Washington - Das US-Repräsentantenhaus hat nach der Abwahl der USA aus zwei wichtigen UNO-Gremien finanzielle Sanktionen gegen die Vereinten Nationen gebilligt. Die Abgeordneten stimmten am Donnerstag mit einer Mehrheit von 252 zu 165 Stimmen für eine Vorlage verärgerter Republikaner, die eine Stornierung von 244 Millionen Dollar (276 Mill. Euro/3,79 Mrd. S) vorsieht, die Washington den Vereinten Nationen schuldig ist. Präsident George W. Bush hatte sich gegen die Zurückhaltung der Beiträge ausgesprochen. UNO-Generalsekretär Kofi Annan hat unterdessen die USA zur vorbehaltlosen Begleichung ihrer Schulden bei den Vereinten Nationen aufgefordert.

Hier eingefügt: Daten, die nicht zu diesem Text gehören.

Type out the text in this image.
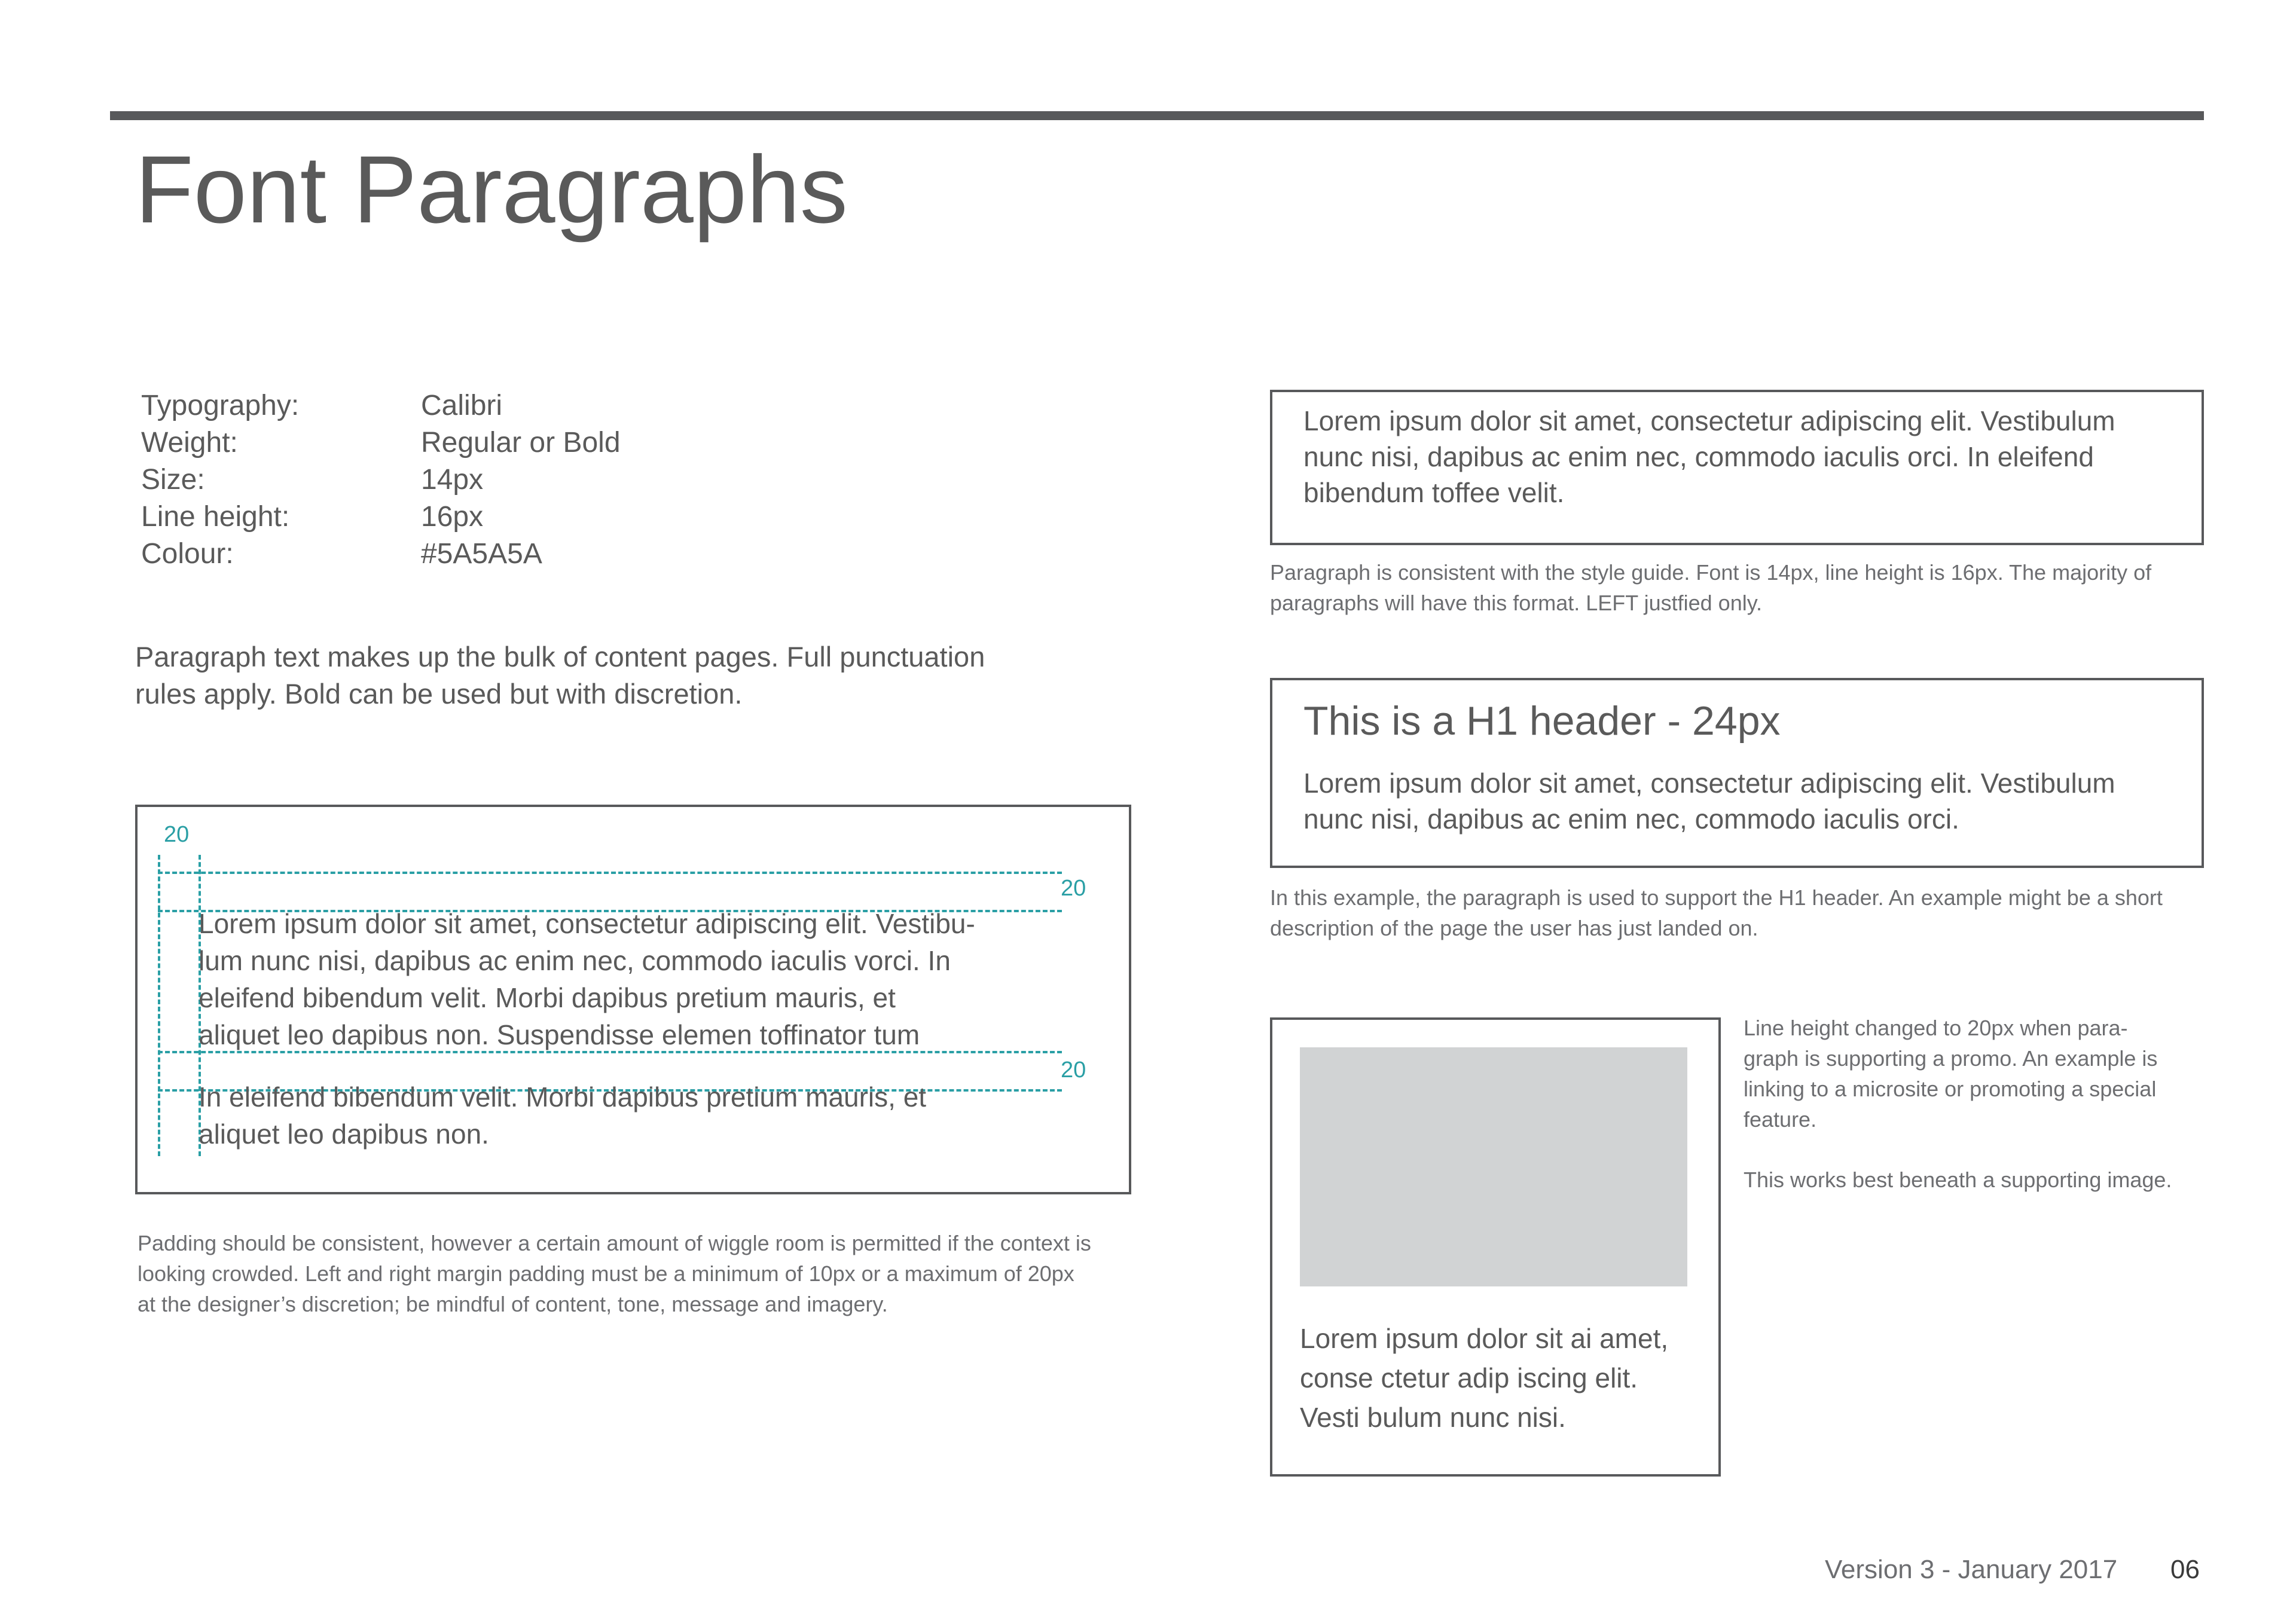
Font Paragraphs
Typography:	Calibri
Weight:	Regular or Bold
Size:	14px
Line height:	16px
Colour:	#5A5A5A
Paragraph text makes up the bulk of content pages. Full punctuation
rules apply. Bold can be used but with discretion.
20
20
20
Lorem ipsum dolor sit amet, consectetur adipiscing elit. Vestibu-
lum nunc nisi, dapibus ac enim nec, commodo iaculis vorci. In
eleifend bibendum velit. Morbi dapibus pretium mauris, et
aliquet leo dapibus non. Suspendisse elemen toffinator tum
In eleifend bibendum velit. Morbi dapibus pretium mauris, et
aliquet leo dapibus non.
Padding should be consistent, however a certain amount of wiggle room is permitted if the context is looking crowded. Left and right margin padding must be a minimum of 10px or a maximum of 20px at the designer’s discretion; be mindful of content, tone, message and imagery.
Lorem ipsum dolor sit amet, consectetur adipiscing elit. Vestibulum
nunc nisi, dapibus ac enim nec, commodo iaculis orci. In eleifend
bibendum toffee velit.
Paragraph is consistent with the style guide. Font is 14px, line height is 16px. The majority of paragraphs will have this format. LEFT justfied only.
This is a H1 header - 24px
Lorem ipsum dolor sit amet, consectetur adipiscing elit. Vestibulum
nunc nisi, dapibus ac enim nec, commodo iaculis orci.
In this example, the paragraph is used to support the H1 header. An example might be a short description of the page the user has just landed on.
Lorem ipsum dolor sit ai amet,
conse ctetur adip iscing elit.
Vesti bulum nunc nisi.
Line height changed to 20px when para-
graph is supporting a promo. An example is
linking to a microsite or promoting a special
feature.
This works best beneath a supporting image.
Version 3 - January 2017 06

Washington müsse den Vereinten Nationen "eine Botschaft senden", erklärte der republikanische Abgeordnete Henry Hyde, der den Antrag auf Zurückhaltung der Beiträge eingebracht hatte. Andere UNO-Mitglieder wollten die USA mit Abwahl aus der Menschenrechtskommission dafür bestrafen, dass sie die Wahrheit sagten, erklärte er weiter.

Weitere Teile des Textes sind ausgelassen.